お母さんが葉子ちゃんとの接し方に悩む間にも時間は進んでいきます。鳥海先生からの連絡を受けて、児童相談所の職員さんが何回か家庭訪問にやって来ました。お父さんがいなくなったことで生活が一気に苦しくなりました。お父さんに関する悪評がついてまわるため、下手に外を出歩くことが出来ません。
そうこうするうちに、職員さんが葉子ちゃんを一時保護する日が来てしまいました。
何回かの面談を通じて、葉子ちゃんが今の環境で暮らすのは良くないということになりました。経済的にも精神的にも、今の状態でお母さんと暮らすのは負担が大きいと判断されたのです。お母さんもそれに同意し、一時保護してもらうこととなりました。
「主人が悪いとわかってるんです。わかっているのに、何故か葉子が憎いと思ってしまう時があります。主人が逮捕されてから、葉子に手を上げないようにと必死でした」
お母さんは家庭訪問の際、職員さんに相談していました。心の内を打ち明けていました。
「主人が葉子にしたことは許されません。なのに私は……私は、それでも主人が葉子を選んだことが羨ましくて、憎くて。どうしようもなくなる時があるんです」
悲しいことに、お母さんにとっては葉子ちゃんよりもお父さんの方が大切な存在でした。それはお父さんが性的虐待をしていたと世間に晒された今になっても変わりません。見て見ぬフリをしていたのだって、今にして思えば全てお父さんを守るためだったのでしょう。
職員さんが葉子ちゃんの部屋の扉を開けます。葉子ちゃんはすでに身支度を整えていました。部屋から出てきた葉子ちゃんが久々にお母さんの前に姿を見せます。葉子ちゃんの目の下のクマは以前より薄くなっていました。
葉子ちゃんの顔に笑顔は張り付いていません。代わりに、喜怒哀楽を一切感じさせない無表情な顔がお母さんの方を向いていました。お母さんを見る眼差しは相変わらず冷たいです。
「葉子ちゃん、何か言い残したことはないかな?」
「……私は、お母さんのこと、好きだったよ。信じてたよ。見間違いだって、思いたかったよ」
一瞬だけ、葉子ちゃんの顔がほほ笑みを浮かべました。だけどそれはすぐに苦笑いに変わり、また元の無表情に戻ってしまいます。久々に聞いた葉子ちゃんの声は今まで聞いたどの言葉よりもズシンと重く響きます。
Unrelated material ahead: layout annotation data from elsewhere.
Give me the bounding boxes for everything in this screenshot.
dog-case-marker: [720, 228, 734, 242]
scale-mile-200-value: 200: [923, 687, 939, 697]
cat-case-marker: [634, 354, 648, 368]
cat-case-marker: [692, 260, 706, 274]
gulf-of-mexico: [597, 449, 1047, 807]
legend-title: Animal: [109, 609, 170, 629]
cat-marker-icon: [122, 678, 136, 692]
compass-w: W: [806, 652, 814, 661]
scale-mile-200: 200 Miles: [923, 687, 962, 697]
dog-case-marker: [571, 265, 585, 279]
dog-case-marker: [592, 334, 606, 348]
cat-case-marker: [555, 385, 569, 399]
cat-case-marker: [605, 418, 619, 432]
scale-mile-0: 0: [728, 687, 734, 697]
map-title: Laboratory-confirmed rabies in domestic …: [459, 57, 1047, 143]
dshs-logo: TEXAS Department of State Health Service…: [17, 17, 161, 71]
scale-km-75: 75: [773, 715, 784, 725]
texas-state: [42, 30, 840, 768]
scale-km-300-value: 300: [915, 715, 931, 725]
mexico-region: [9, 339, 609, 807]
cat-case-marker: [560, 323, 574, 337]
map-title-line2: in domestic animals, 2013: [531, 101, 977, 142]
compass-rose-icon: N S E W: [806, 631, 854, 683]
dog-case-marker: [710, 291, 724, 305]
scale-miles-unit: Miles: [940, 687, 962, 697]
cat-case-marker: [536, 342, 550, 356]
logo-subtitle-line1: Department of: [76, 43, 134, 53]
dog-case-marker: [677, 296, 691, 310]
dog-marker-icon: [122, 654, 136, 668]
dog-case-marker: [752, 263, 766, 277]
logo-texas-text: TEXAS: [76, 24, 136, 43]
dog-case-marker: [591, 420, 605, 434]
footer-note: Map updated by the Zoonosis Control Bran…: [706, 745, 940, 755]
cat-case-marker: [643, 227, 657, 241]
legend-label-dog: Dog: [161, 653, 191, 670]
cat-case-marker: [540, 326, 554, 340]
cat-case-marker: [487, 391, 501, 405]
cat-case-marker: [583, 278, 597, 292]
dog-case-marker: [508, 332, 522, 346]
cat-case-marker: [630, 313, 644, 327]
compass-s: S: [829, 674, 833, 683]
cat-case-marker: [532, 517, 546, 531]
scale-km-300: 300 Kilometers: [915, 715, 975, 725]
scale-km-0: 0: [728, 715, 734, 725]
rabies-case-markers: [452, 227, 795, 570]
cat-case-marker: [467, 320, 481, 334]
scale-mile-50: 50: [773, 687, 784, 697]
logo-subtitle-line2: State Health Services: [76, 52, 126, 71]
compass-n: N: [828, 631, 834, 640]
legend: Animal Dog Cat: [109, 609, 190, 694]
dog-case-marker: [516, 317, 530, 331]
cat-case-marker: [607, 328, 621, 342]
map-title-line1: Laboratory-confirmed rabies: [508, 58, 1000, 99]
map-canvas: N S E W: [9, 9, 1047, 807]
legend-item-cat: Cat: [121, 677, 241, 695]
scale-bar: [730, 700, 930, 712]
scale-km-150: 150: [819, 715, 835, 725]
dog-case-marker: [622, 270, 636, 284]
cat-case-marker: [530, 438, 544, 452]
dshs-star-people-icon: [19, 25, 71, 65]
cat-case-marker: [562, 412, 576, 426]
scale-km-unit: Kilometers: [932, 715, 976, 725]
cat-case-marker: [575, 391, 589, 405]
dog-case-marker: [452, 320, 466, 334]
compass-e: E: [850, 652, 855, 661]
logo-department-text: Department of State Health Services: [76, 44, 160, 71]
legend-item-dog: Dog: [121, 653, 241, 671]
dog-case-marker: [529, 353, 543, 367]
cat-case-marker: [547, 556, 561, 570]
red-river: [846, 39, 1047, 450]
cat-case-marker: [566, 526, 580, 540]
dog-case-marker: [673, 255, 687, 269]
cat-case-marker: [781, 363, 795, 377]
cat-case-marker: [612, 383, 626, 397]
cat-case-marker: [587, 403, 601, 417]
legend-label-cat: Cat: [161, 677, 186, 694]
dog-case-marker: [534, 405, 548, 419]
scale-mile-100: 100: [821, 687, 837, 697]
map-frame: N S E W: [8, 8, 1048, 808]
「どうせなら謝らないで、何も知らないフリを続けてほしかったよ。それならまだ、お母さんのことを信じられたから。まだ、お母さんのことを好きでいられたから。顔を見るのが辛いなんて思わないで済んだから」
「それは――」
「言い訳なんか聞きたくない! お母さんのこと、好きだったよ。だけど今は、この世でお父さんの次に大っ嫌い!」
お母さんが止めていれば葉子ちゃんの運命は変わったかもしれません。葉子ちゃんの動画がネット上で広まることもなかったかもしれません。何も知らないフリを続けていれば、葉子ちゃんはお母さんに失望しなかったかもしれません。けれどどれだけ後悔してももう、意味がありません。
お父さんは葉子ちゃんのガラスのような心に傷をつけ、ヒビを入れました。お母さんはそんなボロボロの葉子ちゃんの心を突っついて粉々に砕いてしまったのです。どんなに破片を組み合わせても、一度壊れた心は何もかも元通りにはなりません。
葉子ちゃんは必要最低限の荷物を持つと玄関で靴を履きました。職員さんが傍で見守っています。いざ外に出ようと扉を開けたところで、葉子ちゃんが後ろを振り返りました。
「本当はね、お母さんに助けてほしかったんだよ」
お母さんに向けてそう言い放つと寂しさの入り交じった笑顔で玄関の外に出ます。閉まっていく扉の隙間から見えたのは、お母さんに向けて小さく手を振る葉子ちゃんの姿。扉が完全に閉まると二人分の足音が部屋から遠ざかっていきます。遠ざかる足音を耳にしたお母さんは床に泣き崩れてしまいました。